Ok, so here's my two cents about one of the major problems with humanism that touches on what you were saying about oomph, community, lack of purpose, etc. Once upon a time in the late 19th and early 20th centuries, humanism was a vital, broad-based movement with real appeal focused on issues that affected people's lives. Humanism used to be connected with a real progressive movements centered on improving the life of the common working person. It was about things like improving education, better work conditions, better health care, more rights for the poor, fighting prejudice, opposing war, championing the little guy against the rich and powerful, countering superstition and propaganda, etc. These are all causes that had obvious appeal for the benefit of the common, working person which fostered organizations and real community. Humanism offered something for people instead of the religious promise of "pie in the sky when you die". The ideal was the promise of a better future through socialism, labor movements, education, science, etc. (There was also a parallel (I would call more humanistic) religious movement around that time called the Social Gospel movement, which also made it's concern about the plight of the average working person.)
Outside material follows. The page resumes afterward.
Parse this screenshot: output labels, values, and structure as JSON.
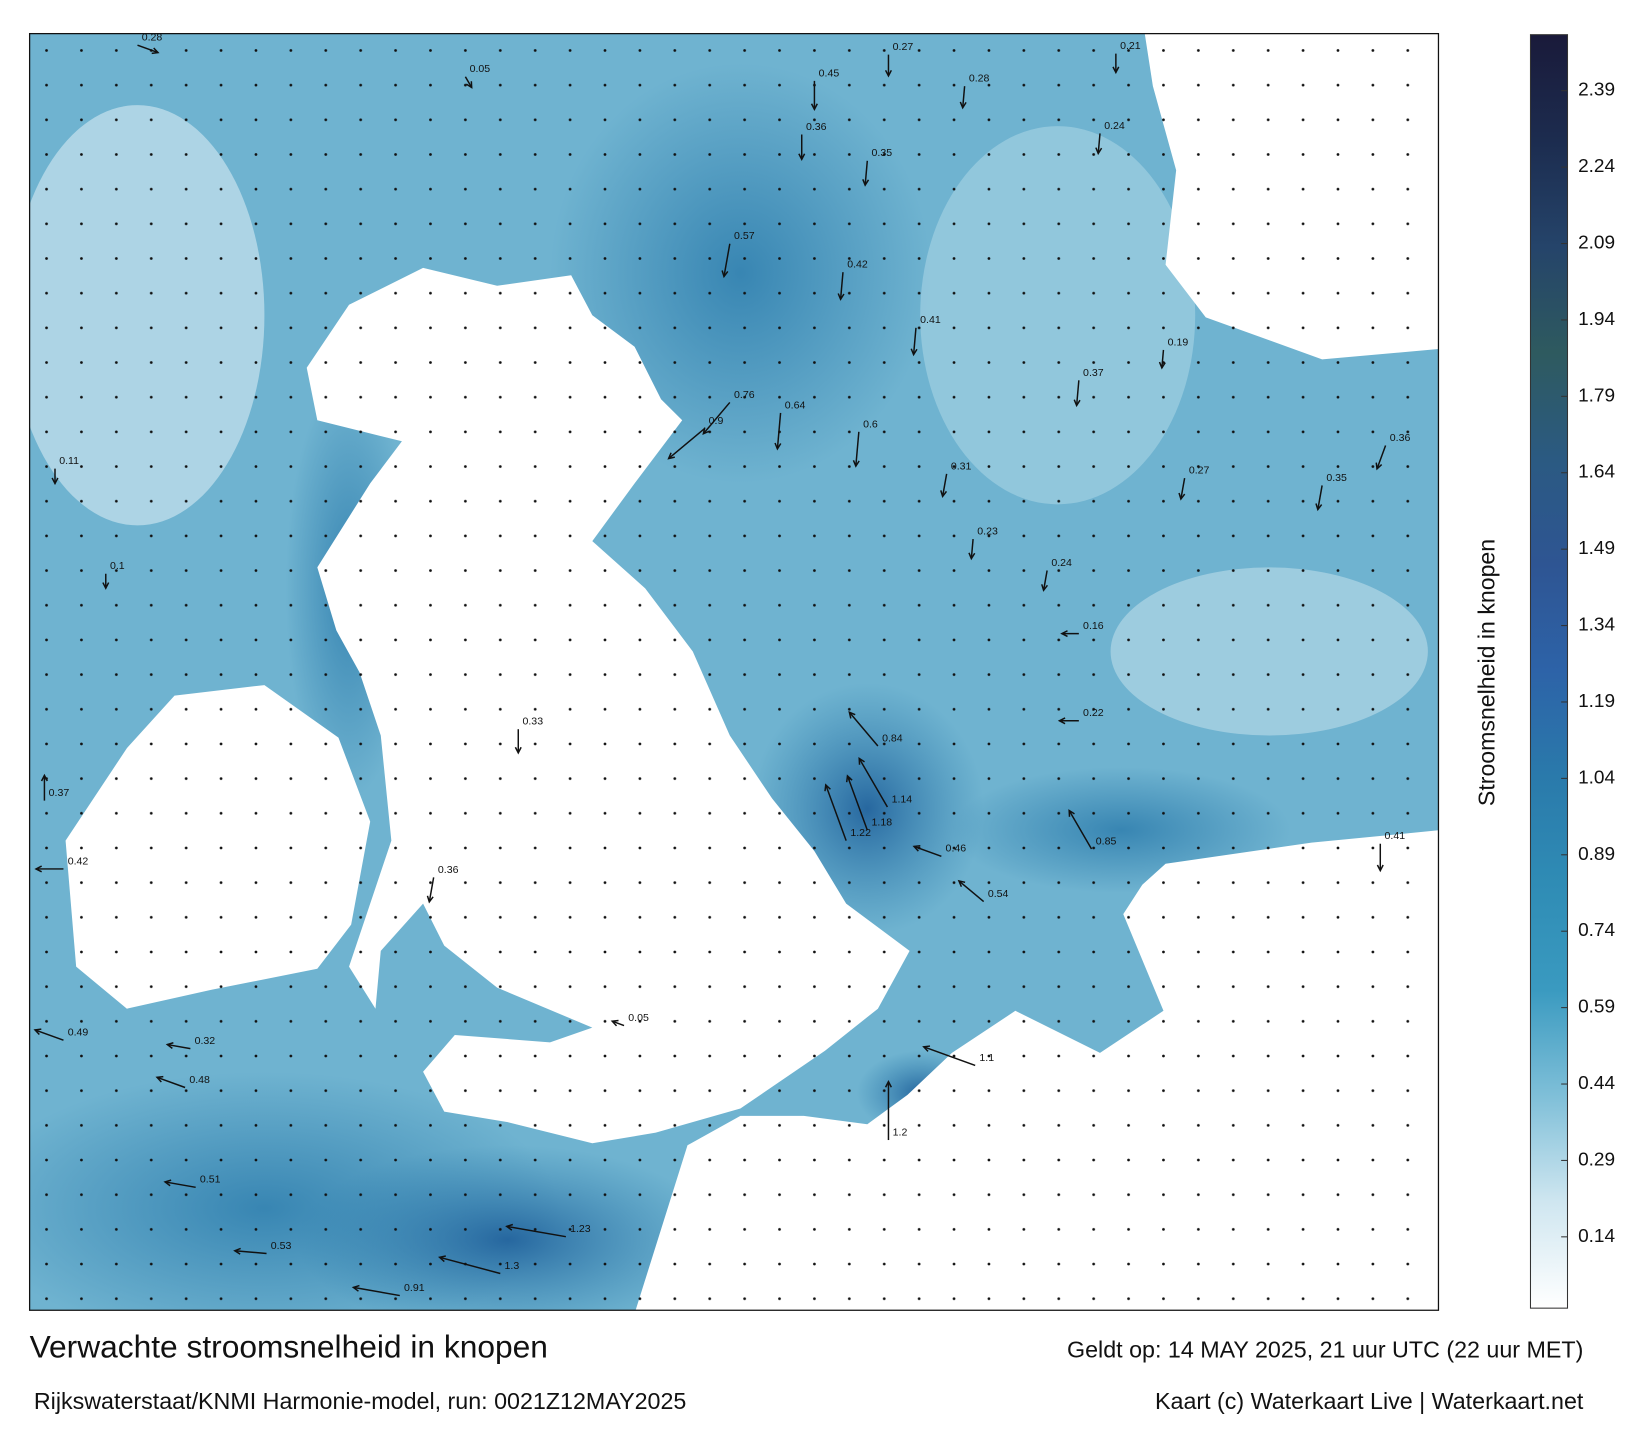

But for all kinds of reasons including the two World Wars and a concerted effort by the governmental powers-that-be to demonize, sabotage, and destroy any left progressive, socialist, labor movements that would threaten the stranglehold of power the powerful had over the masses, a vital humanism movement made up of regular people gradually withered away into what we have now. The older humanism had a higher purpose and community and a place for more than just rich, white guys, plus, unlike religion, it offered real benefits instead of the promise of a future paradise in the afterlife.
So, that's a big part of the problem as I see it. Humanism that offers nothing for the real life concerns of the average person can only be a mostly theoretical and academic thing for the elites. If you want community and a sense of greater purpose, the older type of humanism that was concerned with improving the conditions of life for and the rights and dignity of the common person seems like the path to follow.